Portability is another one - how can I make it so that I can easily spin up these machines on other providers? I’d love to simulate a DR/HA plan where I can easily pivot off-premise if my machine were to die.
Future Plans
I’d love to investigate a way of creating environments automatically from branches of my .NET Core API. Whether this leverages Terraform, I’m not sure. I remember a previous employer creating an internal website where you chose a branch and one of five test environments that had been manually created and had it deploy there. Calling that devops felt wrong, it was more automation than devops, and still required a lot of manual admin to keep it going (often manually restarting VMs…) I’d really like to take that concept but have the environments be ephemeral. If there’s no activity on an environment, maybe email a user and have them confirm if it’s still needed then delete it within 24 hours if there’s no response.
I’d also like to create some form of parent/master script, as I touched upon earlier, that combines this Terraform work with my Ansible playbooks to spin up production within 60 seconds.

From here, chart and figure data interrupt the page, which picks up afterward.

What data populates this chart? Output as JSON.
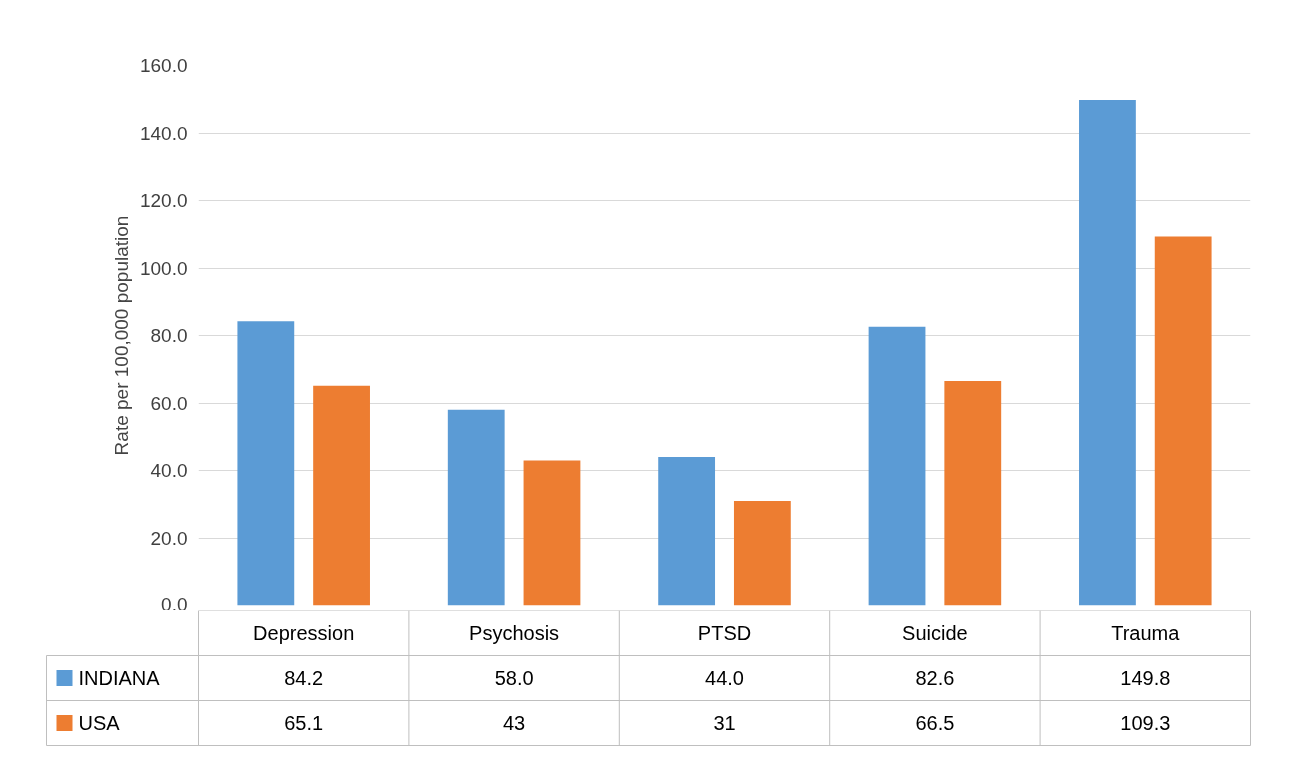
{
  "chart_data": {
    "type": "bar",
    "ylabel": "Rate per 100,000 population",
    "categories": [
      "Depression",
      "Psychosis",
      "PTSD",
      "Suicide",
      "Trauma"
    ],
    "series": [
      {
        "name": "INDIANA",
        "color": "#5b9bd5",
        "values": [
          84.2,
          58.0,
          44.0,
          82.6,
          149.8
        ],
        "value_labels": [
          "84.2",
          "58.0",
          "44.0",
          "82.6",
          "149.8"
        ]
      },
      {
        "name": "USA",
        "color": "#ed7d31",
        "values": [
          65.1,
          43,
          31,
          66.5,
          109.3
        ],
        "value_labels": [
          "65.1",
          "43",
          "31",
          "66.5",
          "109.3"
        ]
      }
    ],
    "ylim": [
      0,
      160
    ],
    "yticks": [
      {
        "value": 0,
        "label": "0.0"
      },
      {
        "value": 20,
        "label": "20.0"
      },
      {
        "value": 40,
        "label": "40.0"
      },
      {
        "value": 60,
        "label": "60.0"
      },
      {
        "value": 80,
        "label": "80.0"
      },
      {
        "value": 100,
        "label": "100.0"
      },
      {
        "value": 120,
        "label": "120.0"
      },
      {
        "value": 140,
        "label": "140.0"
      },
      {
        "value": 160,
        "label": "160.0"
      }
    ],
    "grid": "y",
    "legend": "bottom"
  }
}
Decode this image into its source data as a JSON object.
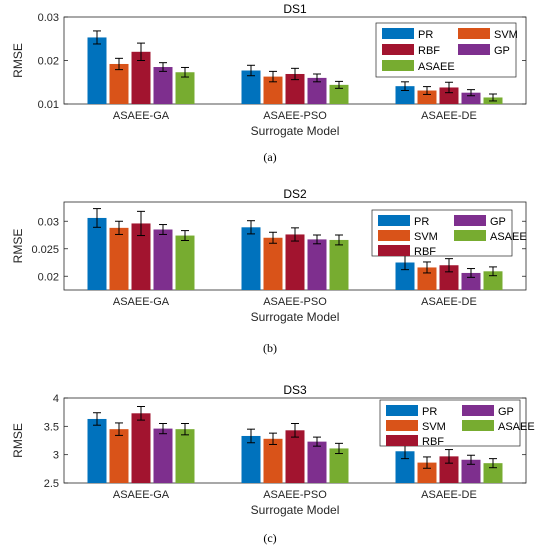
{
  "chart_data": [
    {
      "type": "bar",
      "title": "DS1",
      "caption": "(a)",
      "xlabel": "Surrogate Model",
      "ylabel": "RMSE",
      "categories": [
        "ASAEE-GA",
        "ASAEE-PSO",
        "ASAEE-DE"
      ],
      "ylim": [
        0.01,
        0.03
      ],
      "yticks": [
        0.01,
        0.02,
        0.03
      ],
      "yticklabels": [
        "0.01",
        "0.02",
        "0.03"
      ],
      "legend_position": "top-right",
      "legend_entries": [
        "PR",
        "SVM",
        "RBF",
        "GP",
        "ASAEE"
      ],
      "series": [
        {
          "name": "PR",
          "values": [
            0.0253,
            0.0177,
            0.0141
          ],
          "errors": [
            0.0015,
            0.0012,
            0.001
          ]
        },
        {
          "name": "SVM",
          "values": [
            0.0192,
            0.0163,
            0.0131
          ],
          "errors": [
            0.0013,
            0.0012,
            0.0009
          ]
        },
        {
          "name": "RBF",
          "values": [
            0.022,
            0.0169,
            0.0138
          ],
          "errors": [
            0.002,
            0.0013,
            0.0012
          ]
        },
        {
          "name": "GP",
          "values": [
            0.0185,
            0.016,
            0.0126
          ],
          "errors": [
            0.001,
            0.0009,
            0.0007
          ]
        },
        {
          "name": "ASAEE",
          "values": [
            0.0173,
            0.0144,
            0.0115
          ],
          "errors": [
            0.0011,
            0.0008,
            0.0008
          ]
        }
      ]
    },
    {
      "type": "bar",
      "title": "DS2",
      "caption": "(b)",
      "xlabel": "Surrogate Model",
      "ylabel": "RMSE",
      "categories": [
        "ASAEE-GA",
        "ASAEE-PSO",
        "ASAEE-DE"
      ],
      "ylim": [
        0.0175,
        0.0335
      ],
      "yticks": [
        0.02,
        0.025,
        0.03
      ],
      "yticklabels": [
        "0.02",
        "0.025",
        "0.03"
      ],
      "legend_position": "right",
      "legend_entries": [
        "PR",
        "SVM",
        "RBF",
        "GP",
        "ASAEE"
      ],
      "series": [
        {
          "name": "PR",
          "values": [
            0.0306,
            0.0289,
            0.0225
          ],
          "errors": [
            0.0017,
            0.0012,
            0.0013
          ]
        },
        {
          "name": "SVM",
          "values": [
            0.0288,
            0.027,
            0.0216
          ],
          "errors": [
            0.0012,
            0.001,
            0.001
          ]
        },
        {
          "name": "RBF",
          "values": [
            0.0296,
            0.0276,
            0.022
          ],
          "errors": [
            0.0022,
            0.0012,
            0.0012
          ]
        },
        {
          "name": "GP",
          "values": [
            0.0285,
            0.0267,
            0.0206
          ],
          "errors": [
            0.0009,
            0.0008,
            0.0008
          ]
        },
        {
          "name": "ASAEE",
          "values": [
            0.0274,
            0.0266,
            0.0209
          ],
          "errors": [
            0.0009,
            0.0009,
            0.0008
          ]
        }
      ]
    },
    {
      "type": "bar",
      "title": "DS3",
      "caption": "(c)",
      "xlabel": "Surrogate Model",
      "ylabel": "RMSE",
      "categories": [
        "ASAEE-GA",
        "ASAEE-PSO",
        "ASAEE-DE"
      ],
      "ylim": [
        2.5,
        4.0
      ],
      "yticks": [
        2.5,
        3.0,
        3.5,
        4.0
      ],
      "yticklabels": [
        "2.5",
        "3",
        "3.5",
        "4"
      ],
      "legend_position": "top-right",
      "legend_entries": [
        "PR",
        "SVM",
        "RBF",
        "GP",
        "ASAEE"
      ],
      "series": [
        {
          "name": "PR",
          "values": [
            3.63,
            3.33,
            3.06
          ],
          "errors": [
            0.11,
            0.12,
            0.13
          ]
        },
        {
          "name": "SVM",
          "values": [
            3.45,
            3.28,
            2.86
          ],
          "errors": [
            0.11,
            0.1,
            0.1
          ]
        },
        {
          "name": "RBF",
          "values": [
            3.73,
            3.43,
            2.97
          ],
          "errors": [
            0.12,
            0.12,
            0.12
          ]
        },
        {
          "name": "GP",
          "values": [
            3.46,
            3.23,
            2.91
          ],
          "errors": [
            0.09,
            0.08,
            0.08
          ]
        },
        {
          "name": "ASAEE",
          "values": [
            3.45,
            3.11,
            2.85
          ],
          "errors": [
            0.1,
            0.09,
            0.08
          ]
        }
      ]
    }
  ],
  "colors": {
    "PR": "#0072BD",
    "SVM": "#D95319",
    "RBF": "#A2142F",
    "GP": "#7E2F8E",
    "ASAEE": "#77AC30"
  }
}
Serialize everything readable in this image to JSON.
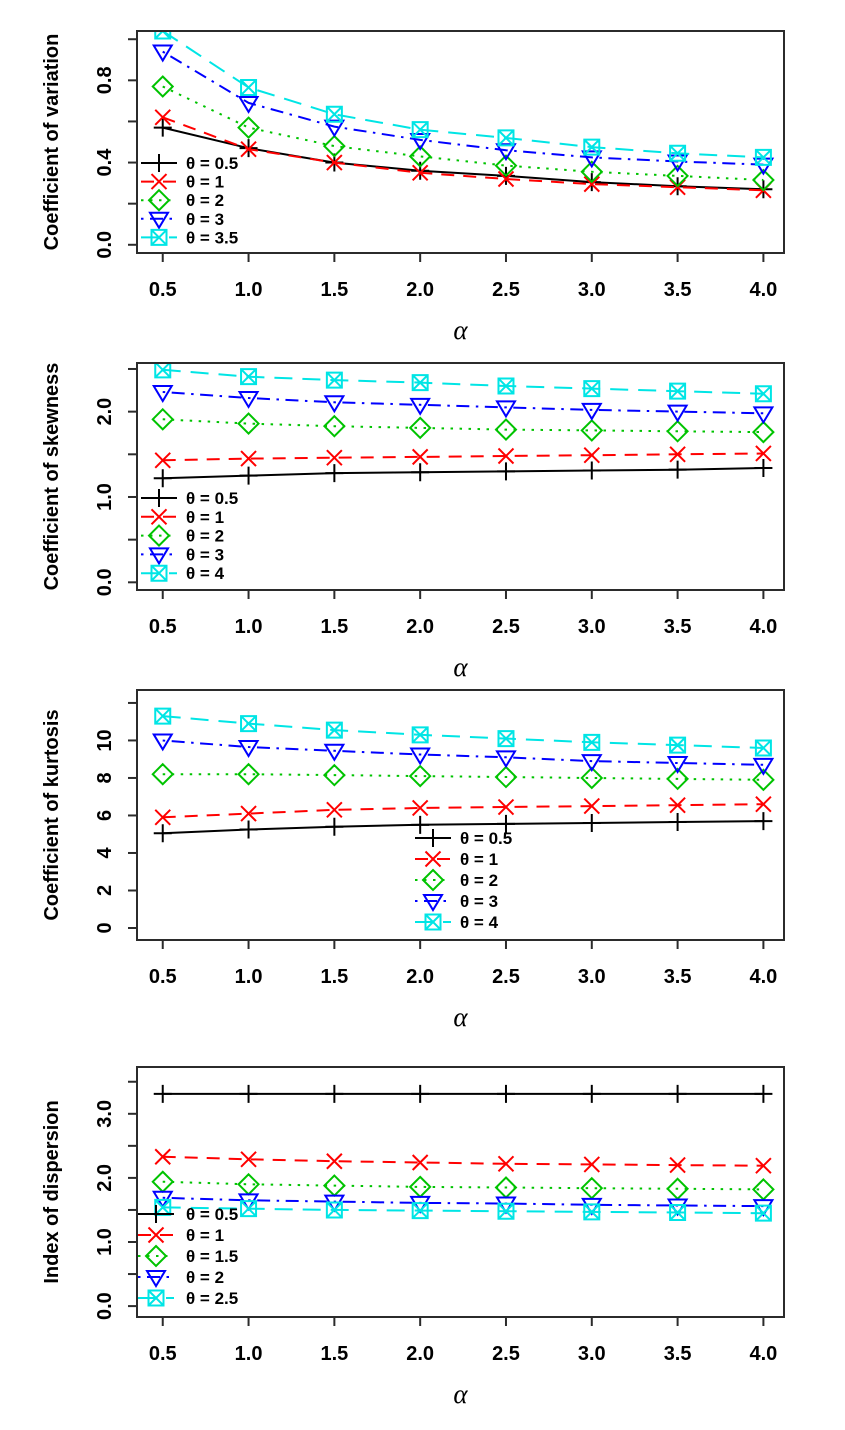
{
  "figure": {
    "background": "#ffffff",
    "axis_color": "#2b2b2b",
    "text_color": "#000000"
  },
  "chart_data": [
    {
      "type": "line",
      "name": "coefficient-of-variation",
      "title": "",
      "xlabel": "α",
      "ylabel": "Coefficient of variation",
      "x": [
        0.5,
        1.0,
        1.5,
        2.0,
        2.5,
        3.0,
        3.5,
        4.0
      ],
      "xtick_labels": [
        "0.5",
        "1.0",
        "1.5",
        "2.0",
        "2.5",
        "3.0",
        "3.5",
        "4.0"
      ],
      "xlim": [
        0.35,
        4.12
      ],
      "ylim": [
        -0.04,
        1.04
      ],
      "yticks": [
        0,
        0.2,
        0.4,
        0.6,
        0.8,
        1.0
      ],
      "ytick_labels": [
        "0.0",
        "",
        "0.4",
        "",
        "0.8",
        ""
      ],
      "grid": false,
      "legend_position": "inside-lower-left",
      "series": [
        {
          "label": "θ = 0.5",
          "color": "#000000",
          "linetype": "solid",
          "marker": "plus",
          "values": [
            0.57,
            0.47,
            0.4,
            0.36,
            0.335,
            0.305,
            0.285,
            0.27
          ]
        },
        {
          "label": "θ = 1",
          "color": "#FF0000",
          "linetype": "dashed",
          "marker": "cross",
          "values": [
            0.62,
            0.465,
            0.4,
            0.35,
            0.32,
            0.295,
            0.28,
            0.265
          ]
        },
        {
          "label": "θ = 2",
          "color": "#00C300",
          "linetype": "dotted",
          "marker": "diamond",
          "values": [
            0.77,
            0.57,
            0.48,
            0.43,
            0.385,
            0.355,
            0.335,
            0.315
          ]
        },
        {
          "label": "θ = 3",
          "color": "#0000FF",
          "linetype": "dotdash",
          "marker": "triangle-down",
          "values": [
            0.94,
            0.69,
            0.575,
            0.51,
            0.46,
            0.425,
            0.405,
            0.39
          ]
        },
        {
          "label": "θ = 3.5",
          "color": "#00E5E5",
          "linetype": "longdash",
          "marker": "square-cross",
          "values": [
            1.04,
            0.765,
            0.635,
            0.56,
            0.52,
            0.475,
            0.445,
            0.425
          ]
        }
      ]
    },
    {
      "type": "line",
      "name": "coefficient-of-skewness",
      "title": "",
      "xlabel": "α",
      "ylabel": "Coefficient of skewness",
      "x": [
        0.5,
        1.0,
        1.5,
        2.0,
        2.5,
        3.0,
        3.5,
        4.0
      ],
      "xtick_labels": [
        "0.5",
        "1.0",
        "1.5",
        "2.0",
        "2.5",
        "3.0",
        "3.5",
        "4.0"
      ],
      "xlim": [
        0.35,
        4.12
      ],
      "ylim": [
        -0.09,
        2.57
      ],
      "yticks": [
        0,
        0.5,
        1.0,
        1.5,
        2.0,
        2.5
      ],
      "ytick_labels": [
        "0.0",
        "",
        "1.0",
        "",
        "2.0",
        ""
      ],
      "grid": false,
      "legend_position": "inside-lower-left",
      "series": [
        {
          "label": "θ = 0.5",
          "color": "#000000",
          "linetype": "solid",
          "marker": "plus",
          "values": [
            1.22,
            1.25,
            1.28,
            1.29,
            1.3,
            1.31,
            1.32,
            1.34
          ]
        },
        {
          "label": "θ = 1",
          "color": "#FF0000",
          "linetype": "dashed",
          "marker": "cross",
          "values": [
            1.43,
            1.45,
            1.46,
            1.47,
            1.48,
            1.49,
            1.5,
            1.51
          ]
        },
        {
          "label": "θ = 2",
          "color": "#00C300",
          "linetype": "dotted",
          "marker": "diamond",
          "values": [
            1.91,
            1.86,
            1.83,
            1.81,
            1.79,
            1.78,
            1.77,
            1.76
          ]
        },
        {
          "label": "θ = 3",
          "color": "#0000FF",
          "linetype": "dotdash",
          "marker": "triangle-down",
          "values": [
            2.23,
            2.16,
            2.11,
            2.08,
            2.05,
            2.02,
            2.0,
            1.98
          ]
        },
        {
          "label": "θ = 4",
          "color": "#00E5E5",
          "linetype": "longdash",
          "marker": "square-cross",
          "values": [
            2.49,
            2.41,
            2.37,
            2.34,
            2.3,
            2.27,
            2.24,
            2.21
          ]
        }
      ]
    },
    {
      "type": "line",
      "name": "coefficient-of-kurtosis",
      "title": "",
      "xlabel": "α",
      "ylabel": "Coefficient of kurtosis",
      "x": [
        0.5,
        1.0,
        1.5,
        2.0,
        2.5,
        3.0,
        3.5,
        4.0
      ],
      "xtick_labels": [
        "0.5",
        "1.0",
        "1.5",
        "2.0",
        "2.5",
        "3.0",
        "3.5",
        "4.0"
      ],
      "xlim": [
        0.35,
        4.12
      ],
      "ylim": [
        -0.64,
        12.69
      ],
      "yticks": [
        0,
        2,
        4,
        6,
        8,
        10,
        12
      ],
      "ytick_labels": [
        "0",
        "2",
        "4",
        "6",
        "8",
        "10",
        ""
      ],
      "grid": false,
      "legend_position": "inside-lower-center",
      "series": [
        {
          "label": "θ = 0.5",
          "color": "#000000",
          "linetype": "solid",
          "marker": "plus",
          "values": [
            5.05,
            5.25,
            5.4,
            5.5,
            5.55,
            5.6,
            5.65,
            5.7
          ]
        },
        {
          "label": "θ = 1",
          "color": "#FF0000",
          "linetype": "dashed",
          "marker": "cross",
          "values": [
            5.9,
            6.1,
            6.3,
            6.4,
            6.45,
            6.5,
            6.55,
            6.6
          ]
        },
        {
          "label": "θ = 2",
          "color": "#00C300",
          "linetype": "dotted",
          "marker": "diamond",
          "values": [
            8.2,
            8.2,
            8.15,
            8.1,
            8.05,
            8.0,
            7.95,
            7.9
          ]
        },
        {
          "label": "θ = 3",
          "color": "#0000FF",
          "linetype": "dotdash",
          "marker": "triangle-down",
          "values": [
            10.0,
            9.65,
            9.45,
            9.25,
            9.1,
            8.9,
            8.8,
            8.7
          ]
        },
        {
          "label": "θ = 4",
          "color": "#00E5E5",
          "linetype": "longdash",
          "marker": "square-cross",
          "values": [
            11.3,
            10.9,
            10.55,
            10.3,
            10.1,
            9.9,
            9.75,
            9.6
          ]
        }
      ]
    },
    {
      "type": "line",
      "name": "index-of-dispersion",
      "title": "",
      "xlabel": "α",
      "ylabel": "Index of dispersion",
      "x": [
        0.5,
        1.0,
        1.5,
        2.0,
        2.5,
        3.0,
        3.5,
        4.0
      ],
      "xtick_labels": [
        "0.5",
        "1.0",
        "1.5",
        "2.0",
        "2.5",
        "3.0",
        "3.5",
        "4.0"
      ],
      "xlim": [
        0.35,
        4.12
      ],
      "ylim": [
        -0.17,
        3.73
      ],
      "yticks": [
        0,
        0.5,
        1.0,
        1.5,
        2.0,
        2.5,
        3.0,
        3.5
      ],
      "ytick_labels": [
        "0.0",
        "",
        "1.0",
        "",
        "2.0",
        "",
        "3.0",
        ""
      ],
      "grid": false,
      "legend_position": "inside-lower-left",
      "series": [
        {
          "label": "θ = 0.5",
          "color": "#000000",
          "linetype": "solid",
          "marker": "plus",
          "values": [
            3.31,
            3.31,
            3.31,
            3.31,
            3.31,
            3.31,
            3.31,
            3.31
          ]
        },
        {
          "label": "θ = 1",
          "color": "#FF0000",
          "linetype": "dashed",
          "marker": "cross",
          "values": [
            2.33,
            2.29,
            2.26,
            2.24,
            2.22,
            2.21,
            2.2,
            2.19
          ]
        },
        {
          "label": "θ = 1.5",
          "color": "#00C300",
          "linetype": "dotted",
          "marker": "diamond",
          "values": [
            1.94,
            1.9,
            1.88,
            1.86,
            1.85,
            1.84,
            1.83,
            1.82
          ]
        },
        {
          "label": "θ = 2",
          "color": "#0000FF",
          "linetype": "dotdash",
          "marker": "triangle-down",
          "values": [
            1.69,
            1.65,
            1.63,
            1.61,
            1.6,
            1.58,
            1.57,
            1.56
          ]
        },
        {
          "label": "θ = 2.5",
          "color": "#00E5E5",
          "linetype": "longdash",
          "marker": "square-cross",
          "values": [
            1.54,
            1.52,
            1.5,
            1.49,
            1.48,
            1.47,
            1.46,
            1.45
          ]
        }
      ]
    }
  ]
}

As mentioned above, I’ve also faced challenges around DR and portability. What if I wanted to pick this environment up and chuck it at AWS, Azure, GCP? Logically I’d need separate Terraform modules for each, and that would triple or quadruple the work needed for even minor changes. Surely the internet has a better way out there?
As always, I’d love to hear your thoughts on this and my current repo. Depending on when you’re reading this post, things might have changed and these plans/challenges no longer relevant.